La empleada vio las tres camionetas que llegaron. De ellas bajaron unos quince hombres, la mayoría armados con fusiles automáticos. Entraron al motel y lo sitiaron. A ella le dio miedo. Qué hago, se preguntó. Musitando se respondió voy a hablar a la policía. Le dio miedo que causaran destrozos, que pusieran en riesgo a los empleados y a otros huéspedes. Se sintió en la mirilla de los cuernotes de esos malencarados.
Marcó el cero sesenta y seis. Lo hizo temblando y su voz sonó con un resuello desesperado. Respiración agitada. Metieron mujeres y tomaron quince de los veinte cuartos. Y la poli que no llegaba. Y los municipales que no llegan. Y dónde está la autoridad. A la chingada los clientes, está gente me da miedo. Estamos en peligro.
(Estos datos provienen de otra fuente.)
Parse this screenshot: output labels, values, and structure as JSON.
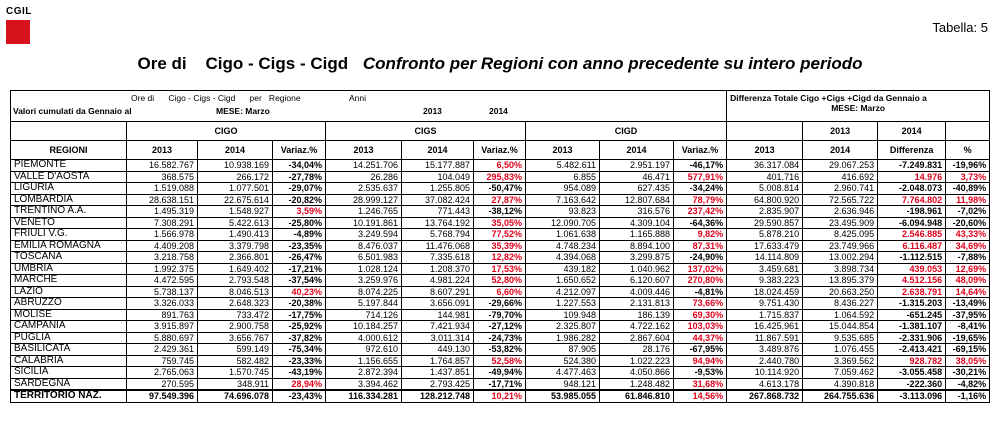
{
  "logo_text": "CGIL",
  "table_label": "Tabella: 5",
  "title_main": "Ore di    Cigo - Cigs - Cigd",
  "title_sub": "Confronto per Regioni con anno precedente su intero periodo",
  "header": {
    "line1": "Ore di      Cigo - Cigs - Cigd      per   Regione",
    "line2a": "Valori cumulati da Gennaio  al",
    "line2b": "MESE: Marzo",
    "anni": "Anni",
    "y2013": "2013",
    "y2014": "2014",
    "diff_title": "Differenza Totale Cigo +Cigs +Cigd da Gennaio a",
    "diff_mese": "MESE: Marzo",
    "regioni": "REGIONI",
    "cigo": "CIGO",
    "cigs": "CIGS",
    "cigd": "CIGD",
    "variaz": "Variaz.%",
    "differenza": "Differenza",
    "pct": "%"
  },
  "rows": [
    {
      "r": "PIEMONTE",
      "v": [
        "16.582.767",
        "10.938.169",
        "-34,04%",
        "14.251.706",
        "15.177.887",
        "6,50%",
        "5.482.611",
        "2.951.197",
        "-46,17%",
        "36.317.084",
        "29.067.253",
        "-7.249.831",
        "-19,96%"
      ]
    },
    {
      "r": "VALLE D'AOSTA",
      "v": [
        "368.575",
        "266.172",
        "-27,78%",
        "26.286",
        "104.049",
        "295,83%",
        "6.855",
        "46.471",
        "577,91%",
        "401.716",
        "416.692",
        "14.976",
        "3,73%"
      ]
    },
    {
      "r": "LIGURIA",
      "v": [
        "1.519.088",
        "1.077.501",
        "-29,07%",
        "2.535.637",
        "1.255.805",
        "-50,47%",
        "954.089",
        "627.435",
        "-34,24%",
        "5.008.814",
        "2.960.741",
        "-2.048.073",
        "-40,89%"
      ]
    },
    {
      "r": "LOMBARDIA",
      "v": [
        "28.638.151",
        "22.675.614",
        "-20,82%",
        "28.999.127",
        "37.082.424",
        "27,87%",
        "7.163.642",
        "12.807.684",
        "78,79%",
        "64.800.920",
        "72.565.722",
        "7.764.802",
        "11,98%"
      ]
    },
    {
      "r": "TRENTINO A.A.",
      "v": [
        "1.495.319",
        "1.548.927",
        "3,59%",
        "1.246.765",
        "771.443",
        "-38,12%",
        "93.823",
        "316.576",
        "237,42%",
        "2.835.907",
        "2.636.946",
        "-198.961",
        "-7,02%"
      ]
    },
    {
      "r": "VENETO",
      "v": [
        "7.308.291",
        "5.422.613",
        "-25,80%",
        "10.191.861",
        "13.764.192",
        "35,05%",
        "12.090.705",
        "4.309.104",
        "-64,36%",
        "29.590.857",
        "23.495.909",
        "-6.094.948",
        "-20,60%"
      ]
    },
    {
      "r": "FRIULI V.G.",
      "v": [
        "1.566.978",
        "1.490.413",
        "-4,89%",
        "3.249.594",
        "5.768.794",
        "77,52%",
        "1.061.638",
        "1.165.888",
        "9,82%",
        "5.878.210",
        "8.425.095",
        "2.546.885",
        "43,33%"
      ]
    },
    {
      "r": "EMILIA ROMAGNA",
      "v": [
        "4.409.208",
        "3.379.798",
        "-23,35%",
        "8.476.037",
        "11.476.068",
        "35,39%",
        "4.748.234",
        "8.894.100",
        "87,31%",
        "17.633.479",
        "23.749.966",
        "6.116.487",
        "34,69%"
      ]
    },
    {
      "r": "TOSCANA",
      "v": [
        "3.218.758",
        "2.366.801",
        "-26,47%",
        "6.501.983",
        "7.335.618",
        "12,82%",
        "4.394.068",
        "3.299.875",
        "-24,90%",
        "14.114.809",
        "13.002.294",
        "-1.112.515",
        "-7,88%"
      ]
    },
    {
      "r": "UMBRIA",
      "v": [
        "1.992.375",
        "1.649.402",
        "-17,21%",
        "1.028.124",
        "1.208.370",
        "17,53%",
        "439.182",
        "1.040.962",
        "137,02%",
        "3.459.681",
        "3.898.734",
        "439.053",
        "12,69%"
      ]
    },
    {
      "r": "MARCHE",
      "v": [
        "4.472.595",
        "2.793.548",
        "-37,54%",
        "3.259.976",
        "4.981.224",
        "52,80%",
        "1.650.652",
        "6.120.607",
        "270,80%",
        "9.383.223",
        "13.895.379",
        "4.512.156",
        "48,09%"
      ]
    },
    {
      "r": "LAZIO",
      "v": [
        "5.738.137",
        "8.046.513",
        "40,23%",
        "8.074.225",
        "8.607.291",
        "6,60%",
        "4.212.097",
        "4.009.446",
        "-4,81%",
        "18.024.459",
        "20.663.250",
        "2.638.791",
        "14,64%"
      ]
    },
    {
      "r": "ABRUZZO",
      "v": [
        "3.326.033",
        "2.648.323",
        "-20,38%",
        "5.197.844",
        "3.656.091",
        "-29,66%",
        "1.227.553",
        "2.131.813",
        "73,66%",
        "9.751.430",
        "8.436.227",
        "-1.315.203",
        "-13,49%"
      ]
    },
    {
      "r": "MOLISE",
      "v": [
        "891.763",
        "733.472",
        "-17,75%",
        "714.126",
        "144.981",
        "-79,70%",
        "109.948",
        "186.139",
        "69,30%",
        "1.715.837",
        "1.064.592",
        "-651.245",
        "-37,95%"
      ]
    },
    {
      "r": "CAMPANIA",
      "v": [
        "3.915.897",
        "2.900.758",
        "-25,92%",
        "10.184.257",
        "7.421.934",
        "-27,12%",
        "2.325.807",
        "4.722.162",
        "103,03%",
        "16.425.961",
        "15.044.854",
        "-1.381.107",
        "-8,41%"
      ]
    },
    {
      "r": "PUGLIA",
      "v": [
        "5.880.697",
        "3.656.767",
        "-37,82%",
        "4.000.612",
        "3.011.314",
        "-24,73%",
        "1.986.282",
        "2.867.604",
        "44,37%",
        "11.867.591",
        "9.535.685",
        "-2.331.906",
        "-19,65%"
      ]
    },
    {
      "r": "BASILICATA",
      "v": [
        "2.429.361",
        "599.149",
        "-75,34%",
        "972.610",
        "449.130",
        "-53,82%",
        "87.905",
        "28.176",
        "-67,95%",
        "3.489.876",
        "1.076.455",
        "-2.413.421",
        "-69,15%"
      ]
    },
    {
      "r": "CALABRIA",
      "v": [
        "759.745",
        "582.482",
        "-23,33%",
        "1.156.655",
        "1.764.857",
        "52,58%",
        "524.380",
        "1.022.223",
        "94,94%",
        "2.440.780",
        "3.369.562",
        "928.782",
        "38,05%"
      ]
    },
    {
      "r": "SICILIA",
      "v": [
        "2.765.063",
        "1.570.745",
        "-43,19%",
        "2.872.394",
        "1.437.851",
        "-49,94%",
        "4.477.463",
        "4.050.866",
        "-9,53%",
        "10.114.920",
        "7.059.462",
        "-3.055.458",
        "-30,21%"
      ]
    },
    {
      "r": "SARDEGNA",
      "v": [
        "270.595",
        "348.911",
        "28,94%",
        "3.394.462",
        "2.793.425",
        "-17,71%",
        "948.121",
        "1.248.482",
        "31,68%",
        "4.613.178",
        "4.390.818",
        "-222.360",
        "-4,82%"
      ]
    }
  ],
  "total": {
    "r": "TERRITORIO NAZ.",
    "v": [
      "97.549.396",
      "74.696.078",
      "-23,43%",
      "116.334.281",
      "128.212.748",
      "10,21%",
      "53.985.055",
      "61.846.810",
      "14,56%",
      "267.868.732",
      "264.755.636",
      "-3.113.096",
      "-1,16%"
    ]
  }
}
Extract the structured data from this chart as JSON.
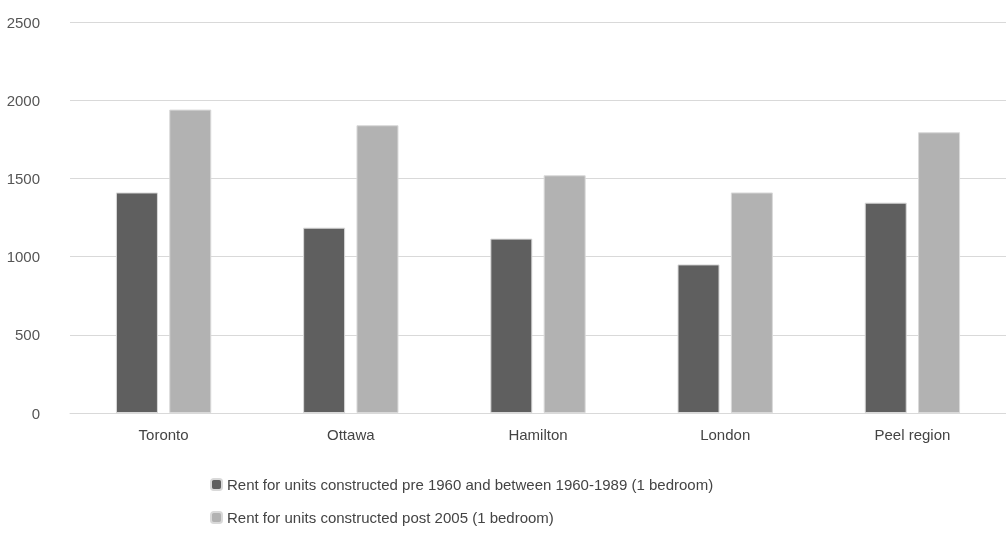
{
  "chart_data": {
    "type": "bar",
    "categories": [
      "Toronto",
      "Ottawa",
      "Hamilton",
      "London",
      "Peel region"
    ],
    "series": [
      {
        "name": "Rent for units constructed pre 1960 and between 1960-1989 (1 bedroom)",
        "color": "#5f5f5f",
        "values": [
          1410,
          1185,
          1115,
          950,
          1345
        ]
      },
      {
        "name": "Rent for units constructed post 2005 (1 bedroom)",
        "color": "#b2b2b2",
        "values": [
          1940,
          1840,
          1520,
          1410,
          1795
        ]
      }
    ],
    "ylim": [
      0,
      2500
    ],
    "yticks": [
      0,
      500,
      1000,
      1500,
      2000,
      2500
    ],
    "grid": "y",
    "legend": "bottom"
  }
}
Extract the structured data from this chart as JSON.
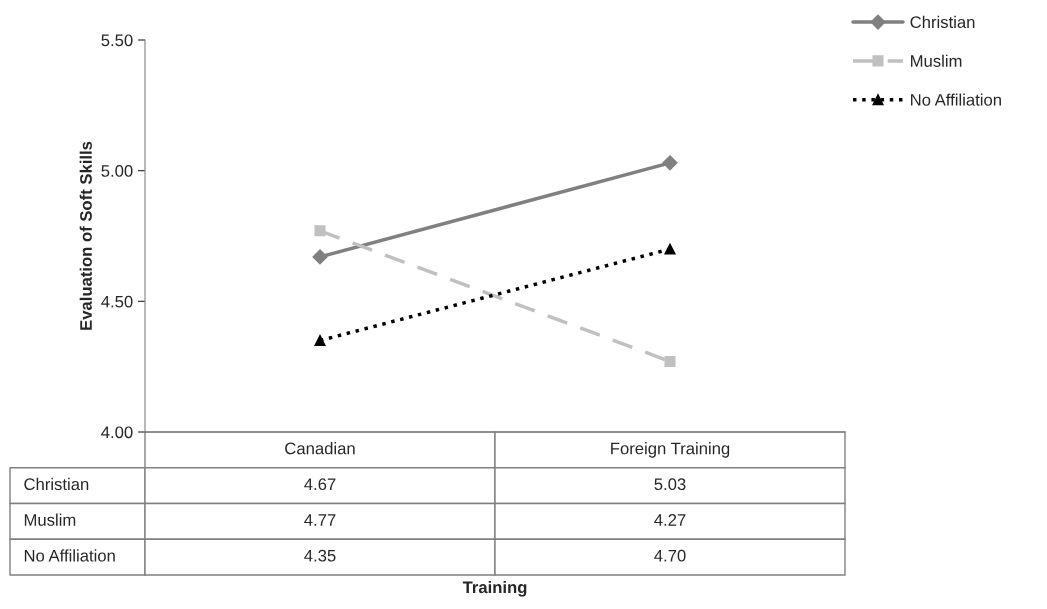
{
  "chart_data": {
    "type": "line",
    "annotations": [
      "Training"
    ],
    "ylabel": "Evaluation of Soft Skills",
    "categories": [
      "Canadian",
      "Foreign Training"
    ],
    "series": [
      {
        "name": "Christian",
        "color": "#808080",
        "values": [
          4.67,
          5.03
        ],
        "value_labels": [
          "4.67",
          "5.03"
        ],
        "marker": "diamond",
        "line_style": "solid"
      },
      {
        "name": "Muslim",
        "color": "#c0c0c0",
        "values": [
          4.77,
          4.27
        ],
        "value_labels": [
          "4.77",
          "4.27"
        ],
        "marker": "square",
        "line_style": "dashed"
      },
      {
        "name": "No Affiliation",
        "color": "#000000",
        "values": [
          4.35,
          4.7
        ],
        "value_labels": [
          "4.35",
          "4.70"
        ],
        "marker": "triangle",
        "line_style": "dotted"
      }
    ],
    "ylim": [
      4.0,
      5.5
    ],
    "yticks": [
      {
        "value": 4.0,
        "label": "4.00"
      },
      {
        "value": 4.5,
        "label": "4.50"
      },
      {
        "value": 5.0,
        "label": "5.00"
      },
      {
        "value": 5.5,
        "label": "5.50"
      }
    ],
    "grid": false,
    "legend": "top right"
  }
}
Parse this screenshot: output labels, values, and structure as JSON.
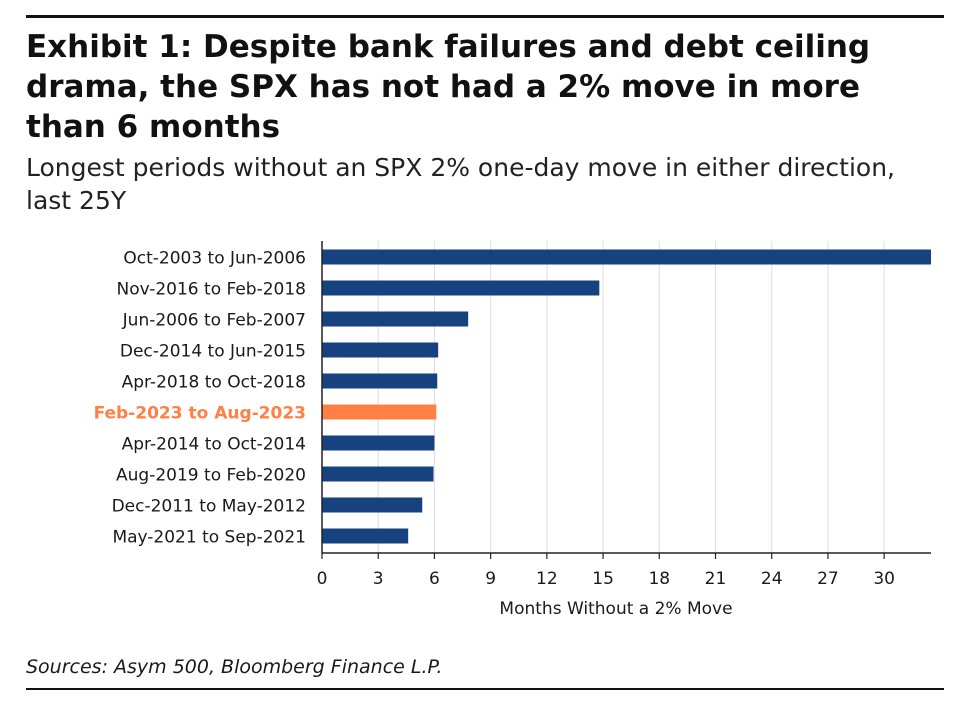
{
  "exhibit": {
    "title": "Exhibit 1: Despite bank failures and debt ceiling drama, the SPX has not had a 2% move in more than 6 months",
    "subtitle": "Longest periods without an SPX 2% one-day move in either direction, last 25Y",
    "source": "Sources: Asym 500, Bloomberg Finance L.P."
  },
  "colors": {
    "bar": "#16427f",
    "highlight": "#ff8045",
    "grid": "#e2e2e2",
    "axis": "#222222",
    "text": "#1a1a1a"
  },
  "chart_data": {
    "type": "bar",
    "orientation": "horizontal",
    "title": "Longest periods without an SPX 2% one-day move in either direction, last 25Y",
    "xlabel": "Months Without a 2% Move",
    "ylabel": "",
    "xlim": [
      0,
      32.5
    ],
    "xticks": [
      0,
      3,
      6,
      9,
      12,
      15,
      18,
      21,
      24,
      27,
      30
    ],
    "grid": true,
    "categories": [
      "Oct-2003 to Jun-2006",
      "Nov-2016 to Feb-2018",
      "Jun-2006 to Feb-2007",
      "Dec-2014 to Jun-2015",
      "Apr-2018 to Oct-2018",
      "Feb-2023 to Aug-2023",
      "Apr-2014 to Oct-2014",
      "Aug-2019 to Feb-2020",
      "Dec-2011 to May-2012",
      "May-2021 to Sep-2021"
    ],
    "values": [
      32.5,
      14.8,
      7.8,
      6.2,
      6.15,
      6.1,
      6.0,
      5.95,
      5.35,
      4.6
    ],
    "highlight": "Feb-2023 to Aug-2023"
  }
}
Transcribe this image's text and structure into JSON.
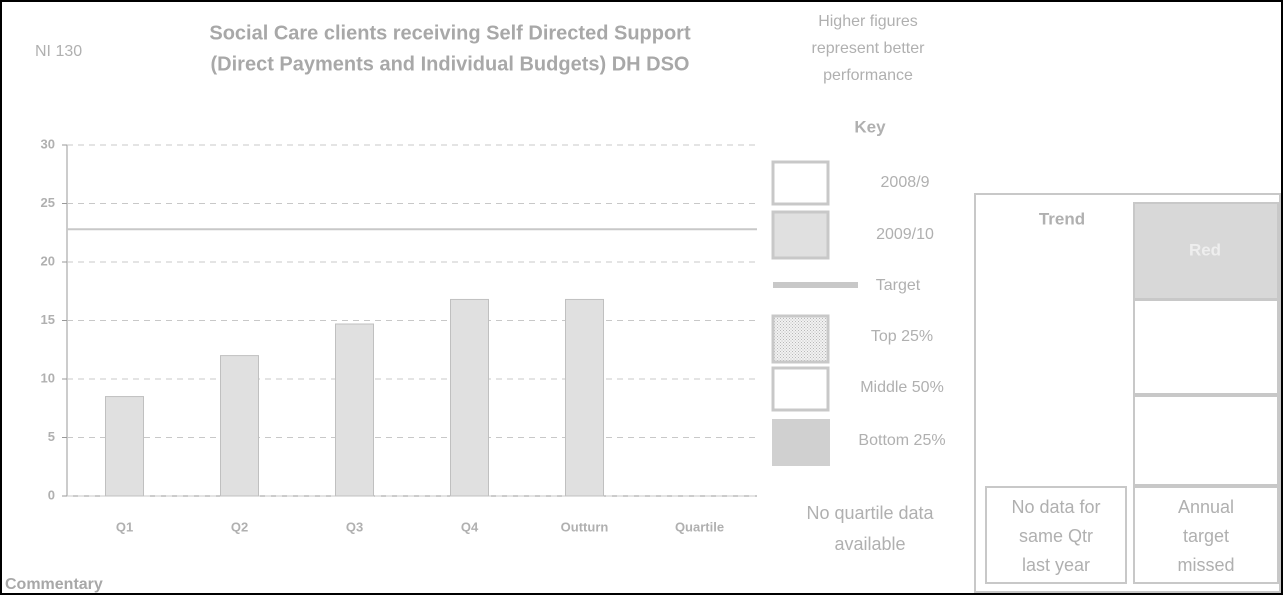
{
  "chart_data": {
    "type": "bar",
    "indicator": "NI 130",
    "title": [
      "Social Care clients receiving Self Directed Support",
      "(Direct Payments and Individual Budgets) DH DSO"
    ],
    "note": [
      "Higher figures",
      "represent better",
      "performance"
    ],
    "categories": [
      "Q1",
      "Q2",
      "Q3",
      "Q4",
      "Outturn",
      "Quartile"
    ],
    "series": [
      {
        "name": "2009/10",
        "color": "#e0e0e0",
        "values": [
          8.5,
          12,
          14.7,
          16.8,
          16.8,
          null
        ]
      }
    ],
    "target": 22.8,
    "target_color": "#c8c8c8",
    "ylim": [
      0,
      30
    ],
    "yticks": [
      0,
      5,
      10,
      15,
      20,
      25,
      30
    ],
    "grid": true,
    "key": {
      "title": "Key",
      "items": [
        "2008/9",
        "Target",
        "Top 25%",
        "Middle 50%",
        "Bottom 25%"
      ]
    },
    "quartile_note": [
      "No quartile data",
      "available"
    ],
    "trend": {
      "title": "Trend",
      "status": "Red",
      "trend_note": [
        "No data for",
        "same Qtr",
        "last year"
      ],
      "target_note": [
        "Annual",
        "target",
        "missed"
      ]
    },
    "commentary": "Commentary"
  }
}
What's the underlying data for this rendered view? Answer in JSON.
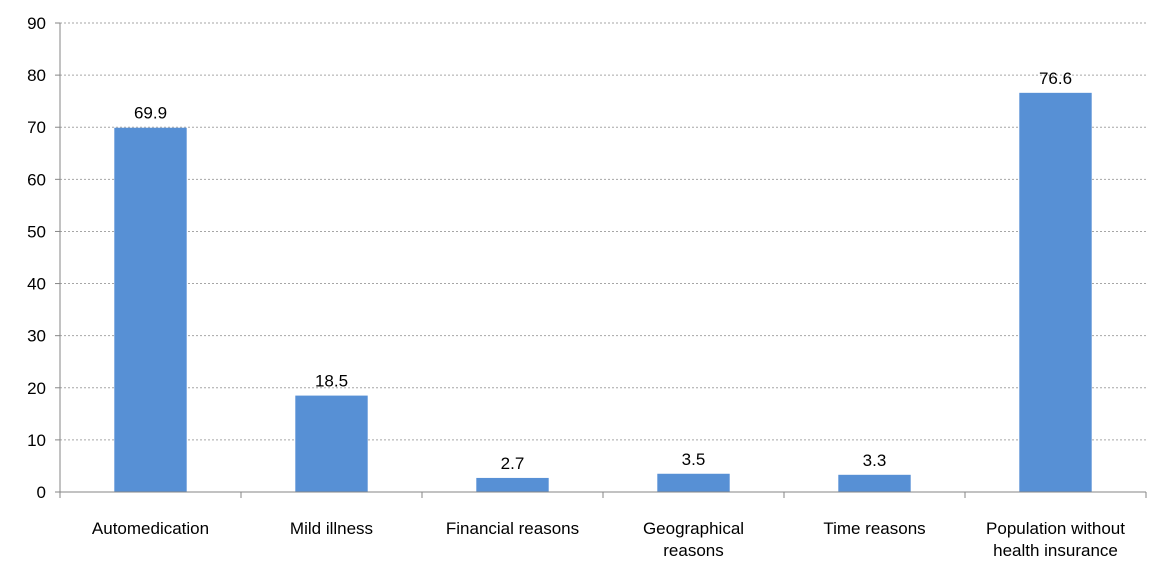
{
  "chart_data": {
    "type": "bar",
    "categories": [
      [
        "Automedication"
      ],
      [
        "Mild illness"
      ],
      [
        "Financial reasons"
      ],
      [
        "Geographical",
        "reasons"
      ],
      [
        "Time reasons"
      ],
      [
        "Population without",
        "health insurance"
      ]
    ],
    "values": [
      69.9,
      18.5,
      2.7,
      3.5,
      3.3,
      76.6
    ],
    "value_labels": [
      "69.9",
      "18.5",
      "2.7",
      "3.5",
      "3.3",
      "76.6"
    ],
    "y_ticks": [
      "0",
      "10",
      "20",
      "30",
      "40",
      "50",
      "60",
      "70",
      "80",
      "90"
    ],
    "ylim": [
      0,
      90
    ],
    "grid": true,
    "bar_color": "#5790d5",
    "grid_color": "#a6a6a6",
    "axis_color": "#868686"
  }
}
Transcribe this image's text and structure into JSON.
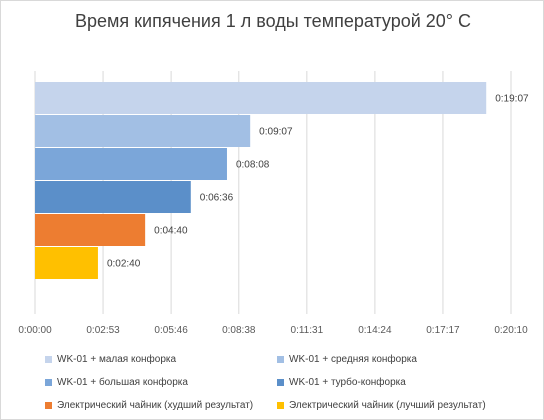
{
  "chart_data": {
    "type": "bar",
    "orientation": "horizontal",
    "title": "Время кипячения 1 л воды температурой 20° С",
    "xlabel": "",
    "ylabel": "",
    "x_unit": "h:mm:ss",
    "xlim_seconds": [
      0,
      1210
    ],
    "x_tick_labels": [
      "0:00:00",
      "0:02:53",
      "0:05:46",
      "0:08:38",
      "0:11:31",
      "0:14:24",
      "0:17:17",
      "0:20:10"
    ],
    "x_ticks_seconds": [
      0,
      173,
      346,
      518,
      691,
      864,
      1037,
      1210
    ],
    "grid": "vertical",
    "legend_position": "bottom",
    "series": [
      {
        "name": "WK-01 + малая конфорка",
        "value_seconds": 1147,
        "label": "0:19:07",
        "color": "#c5d4ec"
      },
      {
        "name": "WK-01 + средняя конфорка",
        "value_seconds": 547,
        "label": "0:09:07",
        "color": "#a2bfe4"
      },
      {
        "name": "WK-01 + большая конфорка",
        "value_seconds": 488,
        "label": "0:08:08",
        "color": "#7ba6d9"
      },
      {
        "name": "WK-01 + турбо-конфорка",
        "value_seconds": 396,
        "label": "0:06:36",
        "color": "#5b8fc9"
      },
      {
        "name": "Электрический чайник (худший результат)",
        "value_seconds": 280,
        "label": "0:04:40",
        "color": "#ed7d31"
      },
      {
        "name": "Электрический чайник (лучший результат)",
        "value_seconds": 160,
        "label": "0:02:40",
        "color": "#ffc000"
      }
    ]
  }
}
Diez minutos y llegaron dos patrullas de la municipal. Se bajaron prestos, mostraron su entrenamiento impecable. Marcharon impecables y se acomodaron: poses para la foto. Los hombres salieron de los cuartos portando las armas y sin dar muestras de rendición: se echaron grito, saludaron, diálogo ínfimo, los agentes desinflados. Los policías se despidieron de lejos, inclinados. Parecían decir estamos a sus órdenes, jefe.
Reverencias. Pasos para atrás. Reversa. Recular. Fierro por la costera.
La mujer se preguntó qué pasó, por qué se van. Les hizo señas, les echó gritos. Los uniformados hicieron como que no oyeron. Ella marcó de nuevo al teléfono de emergencia. Se quejó. Explicó lo que había pasado. Le pasaron al supervisor operativo y le dijo ahorita vamos a checar, no se preocupe, yo le aviso. No volvió a saber nada. A los días le llegaron voces de que esos hombres armados eran narquillos y yuniorcitos de primera fila, hijos de la gente que controla la ciudad. Ah bueno, pues me aguanto, respondió.
Una semana después manejaba rumbo al trabajo. Iba tranquila, como conducía ella: una anciana a su lado era un bólido. Platicaba con un compañero de trabajo. Activó el manos libres para conversar cómodamente. Le dijo pérame, ahí viene una patrulla y como que me hacen señas de que me detenga. Le encendieron la torreta y las luces. Ella se detuvo y no bajaba el vidrio cuando golpeaban las ventanas del vehículo. Le gritaban este carro es robado, bájese por favor.
Ella respondió no es posible. Yo lo compré usado, en una agencia. Ya lo checamos, señora. Es un carro robado y usted está detenida. Nos la vamos a llevar. Metieron medio cuerpo y esculcaron el tablero, los sillones, tapetes y cajuela. No encontraron nada, pero repetían lo mismo. Fue lo último que se supo de ella. Nada qué ver con el usted perdone, patrón, que les respondieron los polis a aquellos hombres armados que seguían en esa orgía: interminable festín.